A recent report describes 11 patients with gadolinium enhancement ofthe cisternal segment of the III nerve with MRI scanning. Seven of these elevenpatients actually had III nerve palsies and except for those patients with neurofibromatosis all those patients withunilateral enhancement had ipsi-lateral III nerve palsies.Ophthalmoplegic migraine is a rare neurologic syndrome characterized by recurrent bouts of head pain and ophthalmoplegia.
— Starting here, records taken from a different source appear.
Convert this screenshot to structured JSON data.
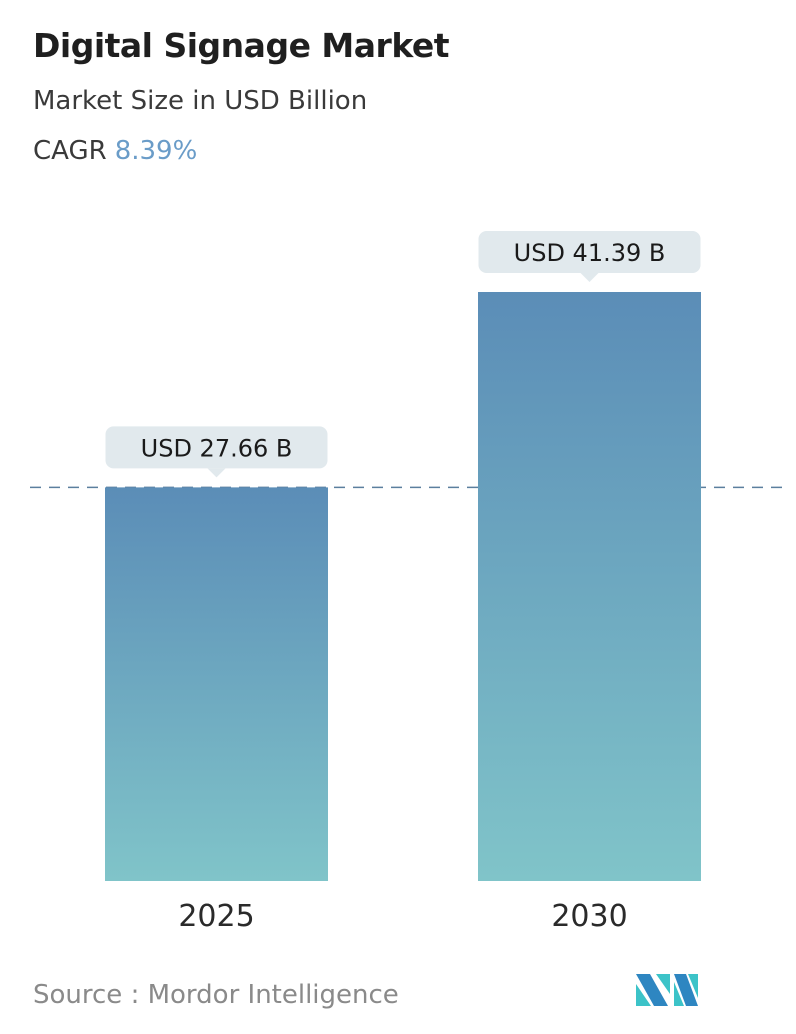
{
  "title": "Digital Signage Market",
  "subtitle": "Market Size in USD Billion",
  "cagr_label": "CAGR",
  "cagr_value": "8.39%",
  "source": "Source :  Mordor Intelligence",
  "logo_text": "Mordor Intelligence",
  "colors": {
    "bar_top": "#5b8db7",
    "bar_bottom": "#80c4c9",
    "label_bg": "#e1e9ed",
    "cagr": "#6a9cc8",
    "dashed_line": "#5b7f9e"
  },
  "chart_data": {
    "type": "bar",
    "categories": [
      "2025",
      "2030"
    ],
    "values": [
      27.66,
      41.39
    ],
    "data_labels": [
      "USD 27.66 B",
      "USD 41.39 B"
    ],
    "ylabel": "",
    "xlabel": "",
    "grid": false,
    "reference_line": 27.66
  }
}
The third cranial nerve is most commonly affected, in which case mydriasis and ptosis can also be observed. The persistence of Adie's pupil after remission from ophthalmoplegic migraines in this patient was similar to two reported cases: one patient (20) exhibited transient Adie's pupil associated with migraine with aura, and another manifested a permanent deficit of the third cranial nerve after an ophthalmoplegic-migraine attack.
Cranial nerve disorders are uncommon disease conditions encountered in pediatric patients, and can be categorized as congenital, inflammatory, traumatic, or tumorous conditions that involve the cranial nerve itself or propagation of the disorder from adjacent organs.
Ophthalmoplegic ‘migraine’ incidence was rare in the general population, more happened in children, with incidence of per 1,, in general population. Different pathogenesis is postulated currently including, ischemia, compressive and.
Ophthalmoplegic migraine is very rare. One similar report was identified in the literature. 1. Differential diagnoses include neoplasm, aneurysm, carotid dissection, temporal arteritis, sarcoidosis, Tolosa-Hunt syndrome, and infectious etiologies.
In fact, about two-thirds of patients with ophthalmoplegic migraine involving the oculomotor nerve have at least partial pupillary sparing [9, 22]. Vijayan [ 22 ] reported on a patient with OM and oculomotor palsy with pupillary sparing and suggested a possible ischemic mechanism.